Centuries-old graves being dug up near Louisbourg before they're lost

Parks Canada and the University of New Brunswick have joined forces to save the skeletal remains found in more than 1,000 graves near the Fortress of Louisbourg that are in danger of being washed into the ocean.

Students from UNB are helping Parks Canada save skeletal remains at risk of being washed away

Students from the University of New Brunswick sort through materials gathered from gravesites near the Fortress of Louisbourg. (George Mortimer/CBC)

An unusual archaeological dig is taking place near the Fortress of Louisbourg in Nova Scotia.

Anthropology students from the University of New Brunswick are removing the remains from approximately 1,000 coastal graves dating back to the 18th century before they wash into the Atlantic Ocean.

Parks Canada has partnered with UNB on the project.  

David Ebert, a strategic adviser with Parks Canada, said a number of interesting items have been found since the dig began this week, including a crucifix.

David Ebert with Parks Canada says the dig has already uncovered important artifacts. (Nic Meloney/CBC)

'Treasure trove'

"One of the burials had a number of buttons in it, so you can just imagine the elaborate coat the person would have been wearing when they were laid to rest," he said.
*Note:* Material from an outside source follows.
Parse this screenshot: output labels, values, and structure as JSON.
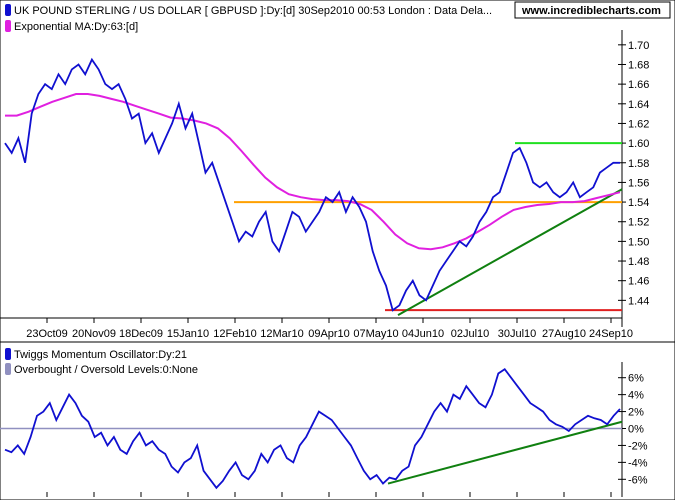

"The skeleton is a treasure trove of information."

Ebert said skeletal remains can reveal how old a person was, how tall they were, even where they came from, their diet and whether they were under stress when they died.
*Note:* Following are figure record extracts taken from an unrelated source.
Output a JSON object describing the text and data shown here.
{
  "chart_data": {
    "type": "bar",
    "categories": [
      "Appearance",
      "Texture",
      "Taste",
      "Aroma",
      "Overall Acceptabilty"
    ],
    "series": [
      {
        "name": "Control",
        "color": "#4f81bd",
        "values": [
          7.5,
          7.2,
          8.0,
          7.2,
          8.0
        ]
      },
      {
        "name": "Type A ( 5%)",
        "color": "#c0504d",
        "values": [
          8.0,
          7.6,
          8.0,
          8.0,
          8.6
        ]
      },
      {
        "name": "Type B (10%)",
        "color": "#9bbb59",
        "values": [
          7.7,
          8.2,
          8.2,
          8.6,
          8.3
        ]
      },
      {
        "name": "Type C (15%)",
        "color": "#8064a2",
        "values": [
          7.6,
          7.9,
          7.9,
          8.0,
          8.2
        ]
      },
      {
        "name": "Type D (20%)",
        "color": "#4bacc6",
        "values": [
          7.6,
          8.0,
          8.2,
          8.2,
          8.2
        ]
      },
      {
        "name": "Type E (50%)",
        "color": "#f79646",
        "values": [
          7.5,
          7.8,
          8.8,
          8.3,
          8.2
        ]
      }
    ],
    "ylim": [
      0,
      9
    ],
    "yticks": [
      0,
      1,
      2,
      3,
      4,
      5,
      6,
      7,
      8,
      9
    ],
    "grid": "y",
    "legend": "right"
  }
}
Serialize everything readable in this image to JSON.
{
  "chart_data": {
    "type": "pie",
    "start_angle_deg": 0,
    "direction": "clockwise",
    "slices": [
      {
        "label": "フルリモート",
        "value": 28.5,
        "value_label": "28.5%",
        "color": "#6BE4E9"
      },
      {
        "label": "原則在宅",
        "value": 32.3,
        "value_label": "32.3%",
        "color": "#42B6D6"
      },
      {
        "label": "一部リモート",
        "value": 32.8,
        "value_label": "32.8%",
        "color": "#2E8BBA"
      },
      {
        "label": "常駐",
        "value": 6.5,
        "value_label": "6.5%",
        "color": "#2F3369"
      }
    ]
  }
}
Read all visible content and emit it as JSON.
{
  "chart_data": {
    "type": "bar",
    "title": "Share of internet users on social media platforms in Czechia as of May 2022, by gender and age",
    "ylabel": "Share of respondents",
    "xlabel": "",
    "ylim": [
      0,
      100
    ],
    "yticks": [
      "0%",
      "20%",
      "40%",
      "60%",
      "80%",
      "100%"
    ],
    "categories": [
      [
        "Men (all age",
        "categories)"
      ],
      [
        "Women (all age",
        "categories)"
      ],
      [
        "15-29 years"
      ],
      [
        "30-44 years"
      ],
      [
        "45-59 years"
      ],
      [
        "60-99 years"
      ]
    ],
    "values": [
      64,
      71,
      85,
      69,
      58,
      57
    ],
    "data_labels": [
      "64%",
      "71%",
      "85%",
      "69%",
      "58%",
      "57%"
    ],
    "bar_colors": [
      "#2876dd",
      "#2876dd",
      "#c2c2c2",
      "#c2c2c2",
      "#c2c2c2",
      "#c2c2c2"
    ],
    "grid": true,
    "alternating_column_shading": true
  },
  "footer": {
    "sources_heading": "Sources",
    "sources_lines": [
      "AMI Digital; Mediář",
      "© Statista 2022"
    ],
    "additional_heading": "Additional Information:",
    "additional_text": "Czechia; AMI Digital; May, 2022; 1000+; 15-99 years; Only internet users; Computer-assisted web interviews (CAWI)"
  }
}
UNB anthropology students say they are picking up valuable excavation and field techniques on the dig. (Nic Meloney/CBC)

Amy Scott, field director of UNB's department of anthropology, said before the students begin digging they are taught to treat the remains with respect.

"It's just a really unique place to be doing this hands-on training," said Scott, who is heading the dig.

"You really can't ask for anything better."

18th-century DNA

Scott said the ancient bones can reveal a lot about the people who lived at the fortress in the 1700s.

"What we'll be looking at is overall health patterns," she said. "We will also be looking at elements of trauma, infectious disease, migration patterns, even potentially ancient DNA."

The remains will be taken to UNB for scientific analysis over the winter. Scott said the findings should be published next year.

Meanwhile, Ebert said Parks Canada is looking for an appropriate spot to rebury the remains "and let them resume the rest they've been on for the last 300 years."